Friday, February 18, 2011

Murder Most Foul

Ok it's been 6 years and 6 weeks since the murder.  I'm mostly back to normal.  But with glitches.  Charley fell down the other day - slipped on some slopped dish water on the kitchen tile.  He's sustained some bruises and for some reason felt that an elastic bandage might help the pain.  So he walked over to CVS and bought one.  So far so good.  

Well, he didn't actually use it, he just left it on the counter.  Enter me, early morning groggy, to find an elastic bandage box on the kitchen counter with a picture of an entire leg wrapped up ... like ... a ... mummy.


ZAP
Suddenly I am transported back 6 years and I'm sitting on a hard pew in a courtroom.  This isn't memory, it's a sci-fi flashback.  I could feel the hard wood beneath me.  To my right and up a few rows is a very sullen Richard James Kasparson.  A few minutes from now, there will be a break while the jury deliberates and he will turn an glare at me without blinking for several minutes.  Glaring with hate and menace in his eyes as if I am to blame for the fact that he is sitting there, awaiting the verdict of his peers for the charge of murdering my father.  I don't blink either.  When the jury comes back, several security guards with lots of weapons will enter the room.  Two of them will stand near me.  The night before Kasparson had bragged that if the jury said he was guilty he was going to "make a break for it."  I will feel safe with these burly commandos standing near me.

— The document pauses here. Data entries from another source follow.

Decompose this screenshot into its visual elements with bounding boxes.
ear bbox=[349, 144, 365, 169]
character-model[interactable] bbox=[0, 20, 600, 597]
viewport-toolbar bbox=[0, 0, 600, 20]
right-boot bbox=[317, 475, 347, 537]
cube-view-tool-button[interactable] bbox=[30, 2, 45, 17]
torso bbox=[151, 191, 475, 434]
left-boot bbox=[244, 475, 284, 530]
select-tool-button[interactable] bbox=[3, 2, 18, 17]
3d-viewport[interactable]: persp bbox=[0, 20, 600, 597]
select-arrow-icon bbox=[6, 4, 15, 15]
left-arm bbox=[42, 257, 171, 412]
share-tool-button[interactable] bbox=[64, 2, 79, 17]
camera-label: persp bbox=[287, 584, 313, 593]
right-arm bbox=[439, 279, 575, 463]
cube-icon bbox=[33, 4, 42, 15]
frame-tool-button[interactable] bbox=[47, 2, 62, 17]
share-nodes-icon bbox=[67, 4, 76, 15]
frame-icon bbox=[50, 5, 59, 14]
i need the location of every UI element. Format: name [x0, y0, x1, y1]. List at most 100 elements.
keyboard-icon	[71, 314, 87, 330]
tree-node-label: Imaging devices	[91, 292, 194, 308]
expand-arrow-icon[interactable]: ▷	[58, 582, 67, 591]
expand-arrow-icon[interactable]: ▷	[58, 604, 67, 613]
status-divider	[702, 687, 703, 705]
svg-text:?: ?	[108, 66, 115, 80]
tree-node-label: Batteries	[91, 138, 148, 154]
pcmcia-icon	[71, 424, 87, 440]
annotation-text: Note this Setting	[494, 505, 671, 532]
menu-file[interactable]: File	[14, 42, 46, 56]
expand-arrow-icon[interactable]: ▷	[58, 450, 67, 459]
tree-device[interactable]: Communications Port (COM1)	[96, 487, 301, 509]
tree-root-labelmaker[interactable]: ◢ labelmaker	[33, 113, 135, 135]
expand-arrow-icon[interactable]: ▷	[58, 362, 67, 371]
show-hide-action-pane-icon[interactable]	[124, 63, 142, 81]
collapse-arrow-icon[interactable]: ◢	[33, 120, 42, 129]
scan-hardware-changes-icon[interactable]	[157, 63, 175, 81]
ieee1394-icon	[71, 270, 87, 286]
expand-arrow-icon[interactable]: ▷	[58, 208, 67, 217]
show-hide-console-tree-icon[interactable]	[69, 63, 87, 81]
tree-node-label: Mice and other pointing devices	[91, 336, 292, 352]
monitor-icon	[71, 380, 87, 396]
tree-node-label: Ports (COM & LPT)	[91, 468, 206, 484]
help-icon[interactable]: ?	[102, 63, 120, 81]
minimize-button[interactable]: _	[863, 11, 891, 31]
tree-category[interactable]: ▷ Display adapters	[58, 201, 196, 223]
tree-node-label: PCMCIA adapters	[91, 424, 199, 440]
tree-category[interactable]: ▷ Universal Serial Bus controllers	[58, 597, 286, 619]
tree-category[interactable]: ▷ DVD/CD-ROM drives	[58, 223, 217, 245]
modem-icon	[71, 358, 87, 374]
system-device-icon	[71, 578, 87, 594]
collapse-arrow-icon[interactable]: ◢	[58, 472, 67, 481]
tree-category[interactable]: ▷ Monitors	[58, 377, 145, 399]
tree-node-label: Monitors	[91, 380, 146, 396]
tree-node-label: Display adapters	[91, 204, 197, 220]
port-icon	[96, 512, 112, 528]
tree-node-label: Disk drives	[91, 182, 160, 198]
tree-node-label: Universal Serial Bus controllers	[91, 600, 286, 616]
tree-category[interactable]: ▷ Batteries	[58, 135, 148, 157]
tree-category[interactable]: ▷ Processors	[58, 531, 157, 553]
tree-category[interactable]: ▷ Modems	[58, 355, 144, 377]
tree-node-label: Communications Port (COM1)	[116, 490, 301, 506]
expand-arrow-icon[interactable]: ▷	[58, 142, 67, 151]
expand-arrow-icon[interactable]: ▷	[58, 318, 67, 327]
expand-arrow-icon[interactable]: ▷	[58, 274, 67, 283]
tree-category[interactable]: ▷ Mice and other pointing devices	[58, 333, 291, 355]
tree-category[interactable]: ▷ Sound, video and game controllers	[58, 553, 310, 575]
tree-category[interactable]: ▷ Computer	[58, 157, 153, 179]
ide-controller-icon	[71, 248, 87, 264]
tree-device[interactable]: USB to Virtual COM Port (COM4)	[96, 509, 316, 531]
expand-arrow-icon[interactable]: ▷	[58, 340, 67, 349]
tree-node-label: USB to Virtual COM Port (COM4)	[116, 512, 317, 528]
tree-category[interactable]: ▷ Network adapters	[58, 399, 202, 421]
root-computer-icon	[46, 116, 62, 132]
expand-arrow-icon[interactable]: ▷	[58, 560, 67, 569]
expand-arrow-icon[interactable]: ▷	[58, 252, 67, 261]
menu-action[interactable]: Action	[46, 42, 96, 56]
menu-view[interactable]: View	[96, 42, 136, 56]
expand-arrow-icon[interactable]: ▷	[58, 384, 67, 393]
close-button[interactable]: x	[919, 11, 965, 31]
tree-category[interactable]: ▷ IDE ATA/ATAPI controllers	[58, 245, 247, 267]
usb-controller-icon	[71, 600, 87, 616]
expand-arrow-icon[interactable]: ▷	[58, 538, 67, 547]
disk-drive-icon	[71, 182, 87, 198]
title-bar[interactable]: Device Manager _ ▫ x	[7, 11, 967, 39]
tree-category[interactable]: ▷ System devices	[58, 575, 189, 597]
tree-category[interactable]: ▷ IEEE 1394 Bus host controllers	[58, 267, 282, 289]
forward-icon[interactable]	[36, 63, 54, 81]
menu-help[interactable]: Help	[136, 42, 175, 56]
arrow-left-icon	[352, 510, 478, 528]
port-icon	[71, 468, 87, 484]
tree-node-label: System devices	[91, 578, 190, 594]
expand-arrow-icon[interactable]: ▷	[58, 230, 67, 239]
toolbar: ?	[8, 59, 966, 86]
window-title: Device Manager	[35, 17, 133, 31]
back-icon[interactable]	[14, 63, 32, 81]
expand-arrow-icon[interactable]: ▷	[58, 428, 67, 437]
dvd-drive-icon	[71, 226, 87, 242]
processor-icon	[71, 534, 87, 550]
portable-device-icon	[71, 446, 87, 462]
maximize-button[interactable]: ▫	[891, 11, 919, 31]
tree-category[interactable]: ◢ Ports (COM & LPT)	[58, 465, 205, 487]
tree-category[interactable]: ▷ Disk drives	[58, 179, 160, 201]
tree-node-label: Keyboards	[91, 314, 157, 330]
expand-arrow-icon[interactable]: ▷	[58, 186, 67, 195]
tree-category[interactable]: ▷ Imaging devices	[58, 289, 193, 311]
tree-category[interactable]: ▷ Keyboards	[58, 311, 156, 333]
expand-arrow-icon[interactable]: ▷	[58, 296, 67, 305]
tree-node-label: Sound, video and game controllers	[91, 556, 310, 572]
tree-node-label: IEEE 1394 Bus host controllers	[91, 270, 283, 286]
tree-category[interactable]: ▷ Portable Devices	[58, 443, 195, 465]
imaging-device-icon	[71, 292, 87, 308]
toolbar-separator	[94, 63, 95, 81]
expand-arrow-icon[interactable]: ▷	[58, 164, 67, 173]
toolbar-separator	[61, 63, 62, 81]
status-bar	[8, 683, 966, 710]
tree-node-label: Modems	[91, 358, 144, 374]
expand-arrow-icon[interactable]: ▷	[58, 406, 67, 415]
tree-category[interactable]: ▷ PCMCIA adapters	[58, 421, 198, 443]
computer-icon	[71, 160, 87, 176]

But right now the prosecutor is doing his summation.  "15 minutes.  That's how long it took for Charles Repenning to die.  7 minutes of seizures before he became unconscious.  I am going to talk to you about that death for 7 minutes so you can understand what the defendant put Mr. Repenning through."  And for 7 minutes he gave detail after detail of the my father's horrible death while huge slides flash on a wall of the courtroom.  Slides of the murder scene.  Slides of the lesions where he was bound with the telephone cord.  Slides of the bruises on his neck where someone tried to strangle him.  Slides of his body, naked except for boxer shorts and the elastic bandage wrapped over and over and over around his neck and face and mouth and ears and eyes and head.  

 It was the longest 7 minutes of his life and probably mine.

Six years ago I came home and threw away every elastic bandage I had saved over years of repeated sprained ankles.  I knew I was being crazy, but they looked to me like murder weapons.  Dangerous things to have in the house.  I gave myself permission to throw them away because, I reasoned, I was in shock.  I have walked carefully and refrained from high heels ever since so that I do not require another elastic bandage.  I haven't really thought about it since.  If I had, I probably would have thought that I was "over" that particular phobia.  I mean, really.  It's been six years.  Life goes on until you are murdered.  You have to move past the rough spots.  Right?  Apparently not.  Some things have changed about me permanently.

My reaction to that box yesterday was the same as it would have been if I found a rattlesnake in the kitchen.  Namely: don't panic, think calmly and protect your family by carefully getting rid of the dangerous thing.
I apologized to Charley and threw it away.

I feel much better, and foolish. 

1 comment:

  1. It is amazing how supposed small things trip us up by their memories. Thank you for your sharing. What a horrible experience to live through once more.